大和田伸也「セットを組む予算がないのでロケばかり」/ガタガタ言わせろ!(2)

 僕が頻繁に京都へ通っていたのは「水戸黄門」を撮影していた時期だけど、今は新作の時代劇がほぼ見られなくなったのも、恩恵を受けた自分としては悲しい。ドラマの制作費削減で、最初にカットされたのが時代劇だそう。NHK以外の民放では、2011年にレギュラー枠が消失したとか。

 時代劇は現代劇と比べると、莫大な制作費がかかるからね。京都の太秦にある東映京都撮影所のセットの維持費はもちろん、技術職の方々がいないとドラマが成立しないから。髪を結う床山さんや着付け師、現場を仕切る演技部、誰一人欠けてもドラマは撮れない。

 太秦の撮影所スタッフは、こだわりも強いから、東京から来た役者をよそ者扱いすることでも有名だった。スタッフがわざわざ、撮影前に言うんだよ。「東京では売れてるかもしれないけど、調子に乗るんじゃねえぞ」って。これが〝太秦の洗礼〟。ある女優さんは心がへし折られて、撮影中にホテルへ戻って、その後、東京へ逃げ帰っちゃった。

 僕は、松方さんに助けていただいた。ある番組で共演した時に京都へ行くと言ったら、「わかった。ちゃんとしておいてやるから大丈夫」と言ってくださって。初対面のスタッフから、「お兄ちゃんから(話は)聞いてるよ」と、皆さんが温かく迎えてくださった。亡くなった今も、松方さんには、足を向けて寝られないほど感謝してます。

 時代劇同様、近年は現代劇の制作予算も大幅にカットされている。昔はテレビ局のスタジオ内に全て、セットを組んでたんで、テレビ局を回れば撮影ができるから、終わるとみんなで食事に行って交流していた。

 だけど最近のテレビドラマは、セットを組む予算がないから、作品に見合うロケ地を探す。大抵が地方だから、朝5時に出発して2、3時間かけて現地で夜10時頃まで撮影して、とんぼ帰りが基本。都内に戻るのがてっぺんを超えることも珍しくないから、みんなで食事には行けないし、交流もできない。

 昔のように泊まりで地方ロケに行くと、大きな旅館を貸し切ってどんちゃん騒ぎしていたのが懐かしい。

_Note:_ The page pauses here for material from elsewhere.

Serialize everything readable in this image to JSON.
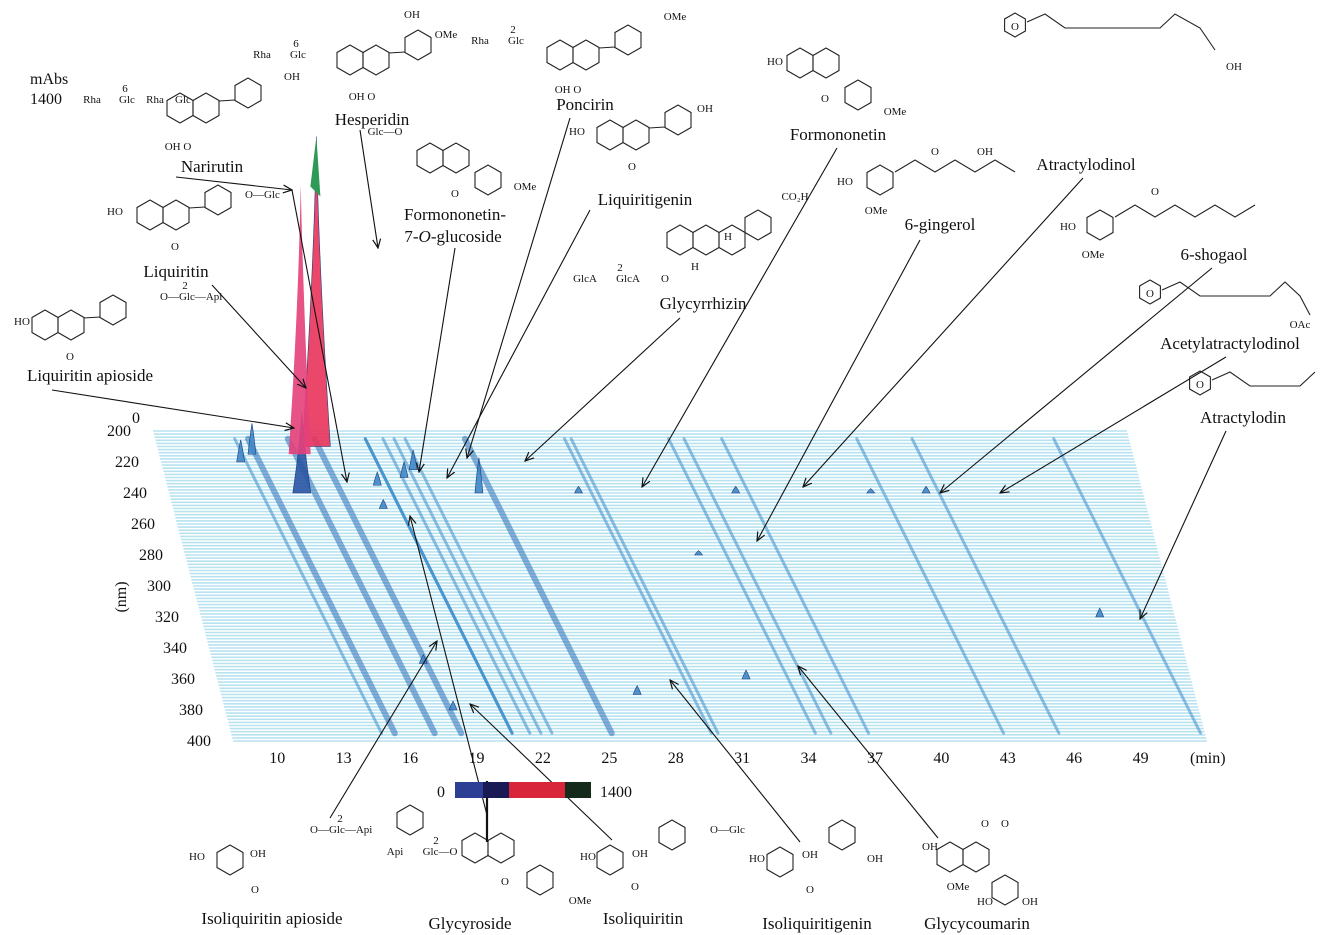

その交流方法が正解だとは断言しないけど、ゴージャスな時代と低予算時代の両方を経験した身から言わせてもらえば、世知辛い世の中になって切ないなぁ。

大和田伸也(おおわだ・しんや):俳優。1947年10月25日生まれ、福井県出身。21年、NHK朝ドラ「カムカムエヴリバディ」ではヒロイン・安子(上白石萌音)の祖父・橘杵太郎役を演じる。ドラマ内の台詞「美味しゅうなれ!」も話題に。